Post by Susan Godsland » Fri Jul 04, 2008 4:53 pm

Re. 6. Repetitive texts are boring; predictable texts that a child can only struggle through by misreading and guessing resulting in lost comprehension, are also boring. Both types of books can put a child off reading. 'Attitudes to reading in England are poor compared to those of children in many other countries' and 'Children in England read for pleasure less frequently than their peers in many other countries' (Pirls 2006) These findings were from the pre-Rose period when wholeword/language books were used almost universally throughout UK schools.
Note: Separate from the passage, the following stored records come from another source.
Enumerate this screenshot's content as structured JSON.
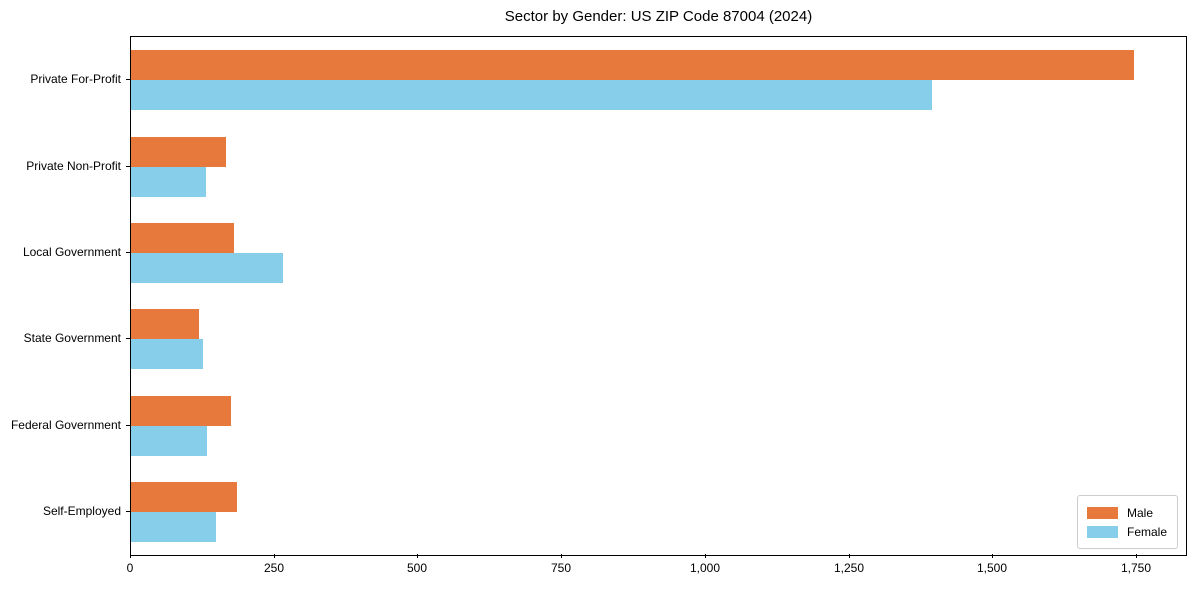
{
  "chart_data": {
    "type": "bar",
    "orientation": "horizontal",
    "title": "Sector by Gender: US ZIP Code 87004 (2024)",
    "categories": [
      "Private For-Profit",
      "Private Non-Profit",
      "Local Government",
      "State Government",
      "Federal Government",
      "Self-Employed"
    ],
    "series": [
      {
        "name": "Male",
        "color": "#e8793c",
        "values": [
          1745,
          165,
          179,
          118,
          174,
          184
        ]
      },
      {
        "name": "Female",
        "color": "#87ceeb",
        "values": [
          1394,
          130,
          264,
          125,
          132,
          148
        ]
      }
    ],
    "xlabel": "",
    "ylabel": "",
    "xlim": [
      0,
      1835
    ],
    "xticks": [
      0,
      250,
      500,
      750,
      1000,
      1250,
      1500,
      1750
    ],
    "xtick_labels": [
      "0",
      "250",
      "500",
      "750",
      "1,000",
      "1,250",
      "1,500",
      "1,750"
    ],
    "legend_position": "lower right",
    "legend_labels": [
      "Male",
      "Female"
    ],
    "grid": false,
    "background_color": "#ffffff",
    "spine_color": "#000000"
  }
}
Do have a look at this page (scroll down) from a past RRF newsletter to see just how dire whole-language beginning reader texts really are:

www.rrf.org.uk/newsletter.php?n_ID=108

g.carter
Posts: 1859
Joined: Wed Nov 05, 2003 7:41 pm

Post by g.carter » Fri Jul 04, 2008 6:31 pm

Thanks for all your work on this, Susan.

If any further 'proof' were needed about the damage done by books that teach children to guess , America provides it. 'Balanced literacy' and the 100 book challenge are leaving many children floundering and panicking without foundational skills, it appears.

JIM CURRAN
Posts: 3123
Joined: Fri Oct 31, 2003 7:18 am

Subject

Post by JIM CURRAN » Fri Jul 04, 2008 7:27 pm

Anyone who reads the BRI message board will be aware of the effectiveness of these deceptively simple little books. The proof of the pudding is in the eating and these little books have proved themselves in their effectiveness to teach beginning reading to a wide range of children.
Last year my wife Anne used the BRI books with a particulary challenging little girl and these books worked when all else appeared to fail. Just last week this little girl's mother called over to show Anne an excellent summer report.